Diante do tamanho, da complexidade e do impacto social e político, a transposição é alvo de disputas e, como consequência, tema frequente de desinformação. Nos últimos anos, o Projeto Comprova e outras agências de checagem pelo Brasil desmentiram cerca de 30 conteúdos sobre o projeto – desde a responsabilidade por entregas até o funcionamento das estações de bombeamento e dos canais. Em abril deste ano, o Comprova explicou detalhes do projeto. Agora, este Comprova Explica traz mais detalhes sobre o cenário de desinformação que cerca a transposição e a importância política e social da obra.

Como verificamos: Buscamos no Google informações sobre a transposição do São Francisco, além dos tipos de conteúdos desinformativos que têm circulado pelas redes a respeito do tema. Também mapeamos os pontos da obra que já foram alvo de alguma desinformação e reunimos checagens sobre o assunto de agências como Estadão Verifica, Lupa, Aos Fatos, Fato ou Fake (g1), Reuters e do próprio Comprova.

Além disso, falamos com o Ministério da Integração e Desenvolvimento Regional (MIDR), com o cientista político e professor da Universidade da Integração Internacional da Lusofonia Afro-Brasileira (Unilab), Cláudio André de Souza; com a cientista política, professora da Universidade Federal de Alagoas (Ufal) e do Programa de Pós-Graduação em Ciência Política (PPGCP) da Universidade Federal do Piauí (UFPI) e secretária executiva da Associação Brasileira de Ciência Política (ABCP), Luciana Santana.

Também ouvimos a jornalista, historiadora e doutora em Recursos Naturais pela Universidade Federal de Campina Grande (UFCG) Catarina Buriti, que é pesquisadora do Instituto Nacional do Semiárido (INSA), ligado ao Ministério da Ciência, Tecnologia e Inovação (MCTI), e coautora do livro “Um século de secas: por que as políticas hídricas não transformaram o semiárido brasileiro?”, publicado em 2018 pela Chiado Books.

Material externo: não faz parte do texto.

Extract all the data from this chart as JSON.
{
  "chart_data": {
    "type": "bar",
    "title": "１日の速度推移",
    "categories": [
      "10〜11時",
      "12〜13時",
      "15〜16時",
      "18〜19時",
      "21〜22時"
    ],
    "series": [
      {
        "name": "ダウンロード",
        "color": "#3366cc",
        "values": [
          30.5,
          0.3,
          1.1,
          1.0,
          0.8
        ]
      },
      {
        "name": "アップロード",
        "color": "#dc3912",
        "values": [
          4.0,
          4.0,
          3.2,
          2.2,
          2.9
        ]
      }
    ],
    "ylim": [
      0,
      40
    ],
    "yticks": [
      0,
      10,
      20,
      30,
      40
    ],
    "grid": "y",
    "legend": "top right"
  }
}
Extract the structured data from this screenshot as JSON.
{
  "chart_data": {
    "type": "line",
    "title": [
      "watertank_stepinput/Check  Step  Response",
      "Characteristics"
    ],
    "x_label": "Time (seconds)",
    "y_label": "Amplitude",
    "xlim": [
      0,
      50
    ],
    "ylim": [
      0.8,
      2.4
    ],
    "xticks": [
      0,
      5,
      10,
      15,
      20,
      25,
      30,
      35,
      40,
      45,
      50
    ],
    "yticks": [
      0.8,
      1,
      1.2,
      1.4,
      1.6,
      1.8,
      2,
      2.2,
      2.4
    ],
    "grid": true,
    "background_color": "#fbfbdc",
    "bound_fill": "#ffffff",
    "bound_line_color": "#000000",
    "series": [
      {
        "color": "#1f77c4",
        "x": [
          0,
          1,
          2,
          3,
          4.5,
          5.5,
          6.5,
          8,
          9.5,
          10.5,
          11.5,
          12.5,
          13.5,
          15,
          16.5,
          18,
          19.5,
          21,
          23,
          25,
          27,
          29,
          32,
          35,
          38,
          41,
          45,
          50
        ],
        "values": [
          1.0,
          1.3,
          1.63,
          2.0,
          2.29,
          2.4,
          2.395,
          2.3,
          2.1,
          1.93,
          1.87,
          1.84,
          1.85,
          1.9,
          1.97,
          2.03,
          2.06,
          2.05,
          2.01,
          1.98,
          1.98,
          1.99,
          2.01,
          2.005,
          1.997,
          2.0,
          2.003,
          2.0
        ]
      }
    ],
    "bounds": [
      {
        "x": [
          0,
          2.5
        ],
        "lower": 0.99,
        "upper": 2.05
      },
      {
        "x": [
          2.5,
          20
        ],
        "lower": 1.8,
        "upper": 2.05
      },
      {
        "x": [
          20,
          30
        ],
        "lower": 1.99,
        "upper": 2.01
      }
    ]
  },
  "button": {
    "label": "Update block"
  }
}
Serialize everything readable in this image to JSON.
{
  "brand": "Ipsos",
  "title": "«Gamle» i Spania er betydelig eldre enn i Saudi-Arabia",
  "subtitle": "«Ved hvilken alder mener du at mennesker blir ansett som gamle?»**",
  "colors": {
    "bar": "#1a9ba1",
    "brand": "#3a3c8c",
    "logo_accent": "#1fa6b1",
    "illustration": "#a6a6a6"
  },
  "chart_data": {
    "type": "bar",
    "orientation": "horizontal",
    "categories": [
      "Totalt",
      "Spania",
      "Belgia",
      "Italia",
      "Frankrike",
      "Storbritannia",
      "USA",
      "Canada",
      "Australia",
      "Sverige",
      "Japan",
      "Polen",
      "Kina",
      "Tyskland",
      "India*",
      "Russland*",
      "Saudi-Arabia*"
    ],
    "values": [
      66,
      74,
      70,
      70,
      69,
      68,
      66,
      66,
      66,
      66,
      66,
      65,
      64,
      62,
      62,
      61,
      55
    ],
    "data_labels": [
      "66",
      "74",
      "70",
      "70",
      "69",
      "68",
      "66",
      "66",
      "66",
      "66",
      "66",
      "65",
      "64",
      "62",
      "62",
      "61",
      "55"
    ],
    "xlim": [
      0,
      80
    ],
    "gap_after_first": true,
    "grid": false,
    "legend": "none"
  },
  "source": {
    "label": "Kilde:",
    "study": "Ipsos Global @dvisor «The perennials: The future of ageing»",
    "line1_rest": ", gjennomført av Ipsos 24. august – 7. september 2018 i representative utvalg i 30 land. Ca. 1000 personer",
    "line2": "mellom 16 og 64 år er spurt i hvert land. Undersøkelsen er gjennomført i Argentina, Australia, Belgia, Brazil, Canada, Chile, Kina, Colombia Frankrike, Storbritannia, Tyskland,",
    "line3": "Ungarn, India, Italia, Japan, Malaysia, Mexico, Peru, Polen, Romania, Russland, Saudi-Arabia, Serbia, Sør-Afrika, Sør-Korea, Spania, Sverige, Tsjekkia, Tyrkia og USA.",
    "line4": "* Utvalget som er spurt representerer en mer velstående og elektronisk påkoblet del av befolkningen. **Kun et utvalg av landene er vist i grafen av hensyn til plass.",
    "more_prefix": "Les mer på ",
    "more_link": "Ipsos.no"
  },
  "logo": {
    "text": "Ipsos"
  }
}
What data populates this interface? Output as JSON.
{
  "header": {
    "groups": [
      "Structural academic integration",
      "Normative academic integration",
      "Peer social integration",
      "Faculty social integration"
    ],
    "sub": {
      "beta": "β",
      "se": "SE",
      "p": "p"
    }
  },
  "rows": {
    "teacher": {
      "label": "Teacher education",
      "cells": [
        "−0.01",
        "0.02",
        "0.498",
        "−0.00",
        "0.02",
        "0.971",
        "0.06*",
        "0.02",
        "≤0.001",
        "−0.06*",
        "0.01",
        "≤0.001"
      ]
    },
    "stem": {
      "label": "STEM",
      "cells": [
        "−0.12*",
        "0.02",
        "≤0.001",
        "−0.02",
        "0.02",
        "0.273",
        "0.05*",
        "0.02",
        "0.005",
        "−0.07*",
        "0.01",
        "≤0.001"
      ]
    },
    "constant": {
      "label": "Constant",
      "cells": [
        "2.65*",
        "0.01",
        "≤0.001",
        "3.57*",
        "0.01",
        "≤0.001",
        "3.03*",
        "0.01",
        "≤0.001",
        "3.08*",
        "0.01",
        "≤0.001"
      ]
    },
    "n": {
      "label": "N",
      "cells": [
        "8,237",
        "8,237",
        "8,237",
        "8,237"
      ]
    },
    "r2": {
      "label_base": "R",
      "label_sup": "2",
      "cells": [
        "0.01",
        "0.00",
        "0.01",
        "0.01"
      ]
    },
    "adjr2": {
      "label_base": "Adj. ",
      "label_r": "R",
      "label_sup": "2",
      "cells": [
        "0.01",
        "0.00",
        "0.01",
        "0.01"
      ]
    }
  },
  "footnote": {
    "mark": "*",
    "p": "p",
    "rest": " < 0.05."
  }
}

Por fim, entrevistamos Ruben Siqueira, atual coordenador da Comissão Pastoral da Terra (CPT), ligada à Conferência Nacional dos Bispos do Brasil (CNBB), na Bahia. De 2005 a 2015, ele foi coordenador de projeto da Bacia do São Francisco na CPT.

Caminhos da desinformação

Os conteúdos desinformativos sobre o Projeto de Integração do São Francisco não fazem distinção entre os eixos Norte e Leste, embora, mais recentemente, o primeiro tenha ficado mais tempo em evidência. Isso porque, em novembro do ano passado, foi identificado um defeito na Estação de Bombeamento EBI-3, na cidade de Salgueiro (PE), que impediu o funcionamento das bombas e suspendeu a liberação de água para canais do Eixo Norte.

Como a estação só teve o funcionamento interrompido em janeiro deste ano, para a realização do reparo necessário, diversas publicações passaram a acusar o governo Lula de desligar as bombas da transposição deliberadamente, com a intenção de deixar a população sem água e sofrendo com a seca. Isso gerou conteúdos desinformativos sobre a Barragem de Jati (CE) e suas cascatas, vistas das margens da rodovia CE-153, sobre o Reservatório de Negreiros (PE) e sobre a Estação de Bombeamento Vertical EBV-6, em Sertânia (PE).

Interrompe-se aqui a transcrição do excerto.